Norrington raised one thin brow and took the package, which he unwrapped with greedy fingers.
“Oh!” he said, with unfeigned delight. He turned the tiny ivory carving over gently in his large, soft hands, bringing it close to his face to see the details, entranced. “Tsuji?”
Grey shrugged, pleased with the effect of his gift. He knew nothing of netsuke himself, but knew a man who dealt in ivory miniatures from China and Japan. He had been surprised at the delicacy and artistry of the tiny thing, which showed a half-clothed woman engaged in a very athletic form of sexual congress with a naked obese gentleman with his hair in a topknot.
“I’m afraid it has no provenance,” he said apologetically, but Norrington waved that aside, eyes still fixed on the new treasure.

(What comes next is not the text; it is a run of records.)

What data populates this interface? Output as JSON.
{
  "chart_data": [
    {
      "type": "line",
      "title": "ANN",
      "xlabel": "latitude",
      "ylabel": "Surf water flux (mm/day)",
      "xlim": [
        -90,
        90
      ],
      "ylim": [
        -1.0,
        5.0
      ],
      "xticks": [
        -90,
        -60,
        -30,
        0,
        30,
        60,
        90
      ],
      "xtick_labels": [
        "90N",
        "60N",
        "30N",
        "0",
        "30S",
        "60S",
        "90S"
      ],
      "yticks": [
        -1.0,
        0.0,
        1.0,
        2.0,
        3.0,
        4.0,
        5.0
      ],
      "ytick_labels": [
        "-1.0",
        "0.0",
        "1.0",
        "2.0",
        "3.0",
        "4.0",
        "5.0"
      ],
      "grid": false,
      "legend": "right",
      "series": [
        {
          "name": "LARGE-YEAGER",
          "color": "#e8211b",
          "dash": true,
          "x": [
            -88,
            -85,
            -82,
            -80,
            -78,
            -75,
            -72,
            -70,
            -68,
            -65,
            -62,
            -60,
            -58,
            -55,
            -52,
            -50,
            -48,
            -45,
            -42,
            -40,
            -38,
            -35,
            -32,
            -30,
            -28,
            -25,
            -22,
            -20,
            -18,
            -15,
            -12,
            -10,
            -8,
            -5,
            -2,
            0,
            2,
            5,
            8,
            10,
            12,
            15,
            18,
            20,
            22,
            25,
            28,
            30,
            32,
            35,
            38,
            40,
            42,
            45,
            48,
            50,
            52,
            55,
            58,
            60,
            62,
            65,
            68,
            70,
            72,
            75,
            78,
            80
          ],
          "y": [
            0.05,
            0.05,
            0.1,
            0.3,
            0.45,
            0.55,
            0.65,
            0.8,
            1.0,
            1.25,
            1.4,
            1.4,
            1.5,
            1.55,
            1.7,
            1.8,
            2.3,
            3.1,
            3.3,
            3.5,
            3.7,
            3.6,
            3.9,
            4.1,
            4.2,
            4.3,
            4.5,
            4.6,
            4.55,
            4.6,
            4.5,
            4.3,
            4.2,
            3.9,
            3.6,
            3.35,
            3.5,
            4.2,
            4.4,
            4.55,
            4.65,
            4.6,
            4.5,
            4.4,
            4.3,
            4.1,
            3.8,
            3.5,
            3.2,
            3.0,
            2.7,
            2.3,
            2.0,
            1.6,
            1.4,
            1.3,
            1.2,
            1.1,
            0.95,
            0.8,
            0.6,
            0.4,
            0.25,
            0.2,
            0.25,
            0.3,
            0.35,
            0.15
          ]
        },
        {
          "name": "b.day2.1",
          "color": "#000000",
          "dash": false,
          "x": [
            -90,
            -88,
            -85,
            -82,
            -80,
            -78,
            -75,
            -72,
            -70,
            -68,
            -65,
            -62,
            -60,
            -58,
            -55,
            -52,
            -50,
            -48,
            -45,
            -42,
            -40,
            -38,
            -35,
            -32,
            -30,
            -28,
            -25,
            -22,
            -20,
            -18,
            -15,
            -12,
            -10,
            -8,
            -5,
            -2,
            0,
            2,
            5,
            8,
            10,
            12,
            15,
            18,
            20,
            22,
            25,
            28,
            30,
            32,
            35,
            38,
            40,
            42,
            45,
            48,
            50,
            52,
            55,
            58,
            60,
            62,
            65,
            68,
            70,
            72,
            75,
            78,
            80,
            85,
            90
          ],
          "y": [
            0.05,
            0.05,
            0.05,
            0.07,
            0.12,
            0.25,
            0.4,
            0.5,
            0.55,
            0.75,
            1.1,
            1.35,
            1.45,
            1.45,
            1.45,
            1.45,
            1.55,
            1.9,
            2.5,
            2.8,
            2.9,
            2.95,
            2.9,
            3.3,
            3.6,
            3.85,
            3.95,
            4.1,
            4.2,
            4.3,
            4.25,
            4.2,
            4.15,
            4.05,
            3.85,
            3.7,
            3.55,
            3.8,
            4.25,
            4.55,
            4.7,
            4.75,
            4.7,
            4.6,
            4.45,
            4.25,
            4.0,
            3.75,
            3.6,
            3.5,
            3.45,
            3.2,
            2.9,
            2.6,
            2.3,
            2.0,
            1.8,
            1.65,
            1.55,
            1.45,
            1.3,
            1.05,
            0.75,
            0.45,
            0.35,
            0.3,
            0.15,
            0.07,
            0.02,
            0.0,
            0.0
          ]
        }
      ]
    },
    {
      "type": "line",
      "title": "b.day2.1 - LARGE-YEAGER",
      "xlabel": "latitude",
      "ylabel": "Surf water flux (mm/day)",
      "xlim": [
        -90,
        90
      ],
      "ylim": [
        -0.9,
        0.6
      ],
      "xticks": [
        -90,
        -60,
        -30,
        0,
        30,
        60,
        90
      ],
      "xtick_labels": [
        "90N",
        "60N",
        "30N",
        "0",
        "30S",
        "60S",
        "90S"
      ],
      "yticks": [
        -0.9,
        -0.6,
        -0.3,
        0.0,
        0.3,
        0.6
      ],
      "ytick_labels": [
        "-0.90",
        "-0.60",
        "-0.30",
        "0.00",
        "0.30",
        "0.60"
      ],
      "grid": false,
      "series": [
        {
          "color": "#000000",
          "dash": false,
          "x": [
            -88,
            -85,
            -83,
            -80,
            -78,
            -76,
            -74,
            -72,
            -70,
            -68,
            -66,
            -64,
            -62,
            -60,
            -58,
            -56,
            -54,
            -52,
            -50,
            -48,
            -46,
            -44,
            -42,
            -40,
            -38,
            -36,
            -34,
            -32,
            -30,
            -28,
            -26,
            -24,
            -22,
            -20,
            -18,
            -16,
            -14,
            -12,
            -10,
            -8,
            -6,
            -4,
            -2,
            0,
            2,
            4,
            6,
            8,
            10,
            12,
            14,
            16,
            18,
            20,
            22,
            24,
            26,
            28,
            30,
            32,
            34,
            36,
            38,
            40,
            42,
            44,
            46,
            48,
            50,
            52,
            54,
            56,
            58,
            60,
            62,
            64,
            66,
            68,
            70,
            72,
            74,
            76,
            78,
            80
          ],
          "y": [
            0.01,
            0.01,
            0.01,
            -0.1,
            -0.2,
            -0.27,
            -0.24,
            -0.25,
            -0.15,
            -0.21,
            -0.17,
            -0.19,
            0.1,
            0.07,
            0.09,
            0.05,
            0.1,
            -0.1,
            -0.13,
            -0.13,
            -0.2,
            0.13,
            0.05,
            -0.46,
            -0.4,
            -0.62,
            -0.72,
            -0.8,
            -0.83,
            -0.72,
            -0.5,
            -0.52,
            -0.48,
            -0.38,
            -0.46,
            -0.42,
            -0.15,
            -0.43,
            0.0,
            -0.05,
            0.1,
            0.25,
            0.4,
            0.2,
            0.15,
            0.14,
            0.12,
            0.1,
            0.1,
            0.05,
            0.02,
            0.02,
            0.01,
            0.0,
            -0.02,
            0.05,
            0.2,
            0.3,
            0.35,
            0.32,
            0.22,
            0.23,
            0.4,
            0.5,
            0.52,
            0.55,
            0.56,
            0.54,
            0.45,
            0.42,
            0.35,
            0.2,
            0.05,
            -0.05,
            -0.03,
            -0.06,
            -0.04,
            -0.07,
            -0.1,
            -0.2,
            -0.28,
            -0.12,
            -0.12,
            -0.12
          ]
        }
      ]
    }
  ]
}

After a moment, he sighed happily, then tucked the thing away in the inner pocket of his coat.
“Thank you, my lord,” he said. “As for the subject of your own inquiry, I am afraid that we have relatively little material available regarding your mysterious Mr. Beauchamp.” He nodded at the desk, where a battered, anonymous leather folder reposed. Grey could see that there was something bulky inside—something not paper; the folder was pierced, and a small piece of twine ran through it, fastening the object in place.
“You surprise me, Mr. Norrington,” he said politely, and reached for the folder. “Still, let me see what you do have, and perhaps—”
Norrington pressed his fingers flat against the file and frowned for a moment, trying to convey the impression that official secrets could not be imparted to just anyone. Grey smiled at him.
“Come off it, Arthur,” he said. “If you want to know what I know about our mysterious Mr. Beauchamp—and I assure you, you do—you’ll show me every word you have about him.”
Norrington relaxed a little, letting his fingers slide back—though still with a show of reluctance. Cocking one eyebrow, Grey picked up the leather folder and opened it. The bulky object was revealed to be a small cloth bag; beyond that, there were only a few sheets of paper. Grey sighed.